Field
Various signal processing techniques may benefit from appropriate handling. For example, certain signal processors may benefit from quarter wavelength unit delay and complex weight coefficient continuous-time filters.
Description of the Related Art
Various modulation methods are used to transmit wanted information through communication media to the receiver. Continuous-mode signals can be used within the signal transmission whether the transmission is binary or amplitude and/or phase modulated signal. The continuous-time domain signal can be distorted within the transmission. Sometimes the transceiver analog domain parts cause most of the signal linear and nonlinear distortion.
The signal distortion may need to be minimized through optimizing circuit and system level design. Further minimization can be done through adaptive equalization, possibly using both digital signal processing (DSP) and analog signal processing (ASP). ASP can be useful within full-duplex radios where the strong transmission (TX) signal is transmitted simultaneously at the same frequency as the possibly weaker reception (RX) signal is received.

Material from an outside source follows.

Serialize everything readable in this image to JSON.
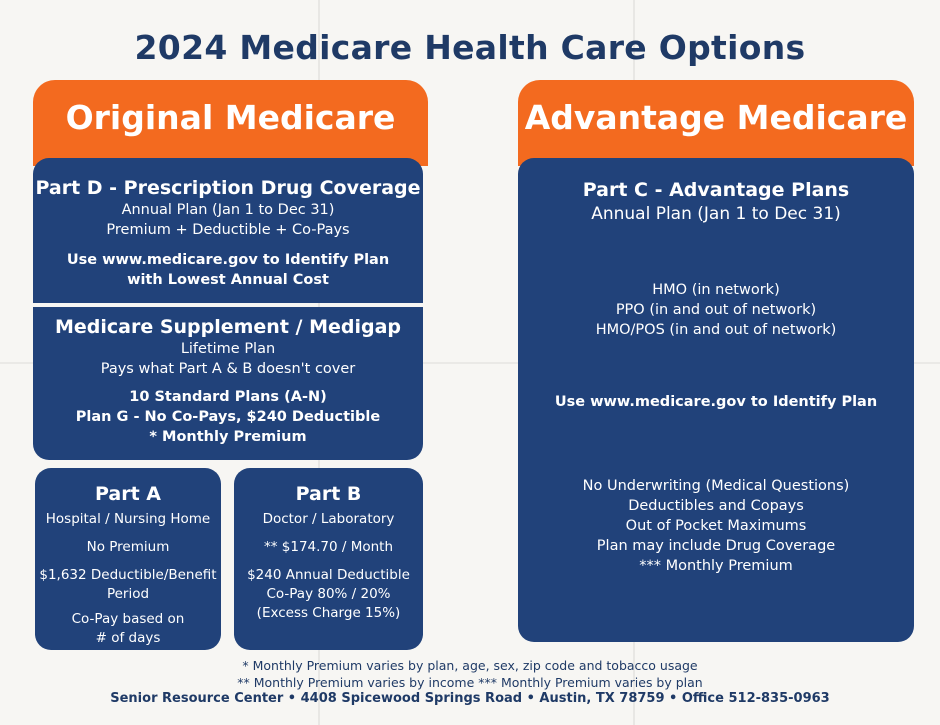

In practice, part of the TX signal leaks to the receiver signal paths and sums up with the wanted received RX signal. Removing the leaked TX signal from the receiver paths can aid in correct reception of the wanted RX signal, namely reception with sufficient signal purity.
Cancellation of the leaked TX signal, however, is not an easy task. One complication may be due to the leakage TX signal being affected by per frequency amplitude, phase and delay changes during the leakage mechanisms. The leakage mechanisms can include conductions, reflections, radiation, and so on.
Furthermore, the mentioned frequency response characteristics may significantly differ over broadband. Therefore, the ASP-circuit may be useful within full-duplex radio. The ASP unit can be used in feedforward manner a copy/sample of TX signal can be taken. Signal characteristics of the copy can be altered with ASP and the altered TX signal can be fed forward to the receiver path so that the unwanted leakage TX signal is cancelled. This TX leakage cancellation may be especially challenging when the wanted signals are broadband. For broadband signals, including multi-carrier, carrier aggregation, multi-band, and so on, the required analog signal processing within feeding forward the TX signal to RX can be much more complex.
More generally, within many telecommunication systems there is the need for signal delay and/or frequency response control over broad band. While DSP can handle very complex signal processing tasks, other times analog signal processing may be useful. For example, within full-duplex radio the TX to RX isolation requirement may be so high that it cannot be achieved without ASP based signal cancellation. Signal processing via continuous-time analog circuitry is much more difficult in practice compared to DSP. There are number of continuous-time domain techniques on attenuating/amplifying, delaying or phase shifting the signal, and they are widely used. However, there are not many techniques on how to combine all required signal processing tasks while maintaining broadband performance.
FIG. 1 illustrates the operation principle of analog adjustable attenuator/gain, phase, and delay. The graphs illustrate what happens to the signal at the output of individual signal processing element over broadband. Ideally the adjustable attenuator/gain is broadband device but it does not alter the delay or phase offset while attenuation/gain is changed. The adjustable phase shifter is also ideally a broadband device but it only adjusts the signal phase offset. Hence, delay and attenuation are not changed while the phase offset is changed. Likewise, ideally the delay adjustment circuit can adjust the delay, namely adjust the phase response slope, but the attenuation and phase offset remains unchanged. All these signal processing tasks can be performed today with several different analog circuit methods. There are significant number of different adjustable attenuator/amplifier circuits, phase sifters and delay adjustment circuits.
There are also hybrid solutions that combine at least two functions. Reflection type I&Q vector modulator, for example, can adjust phase offset and attenuation independently. Hence, in practice, complex gain element can be achieved.
The above basic signal processing functions, or hybrids of those, is that they offer performance that is already limited, even in theory. Adjustable attenuator/gain cannot adjust amplitude slope or ripple over a target band. A phase shifter cannot adjust phase slope or ripple over a target band and a delay element cannot adjust phase offset over a target band, only phase slope is adjusted. These limitations may be unsuitable for broadband high performance.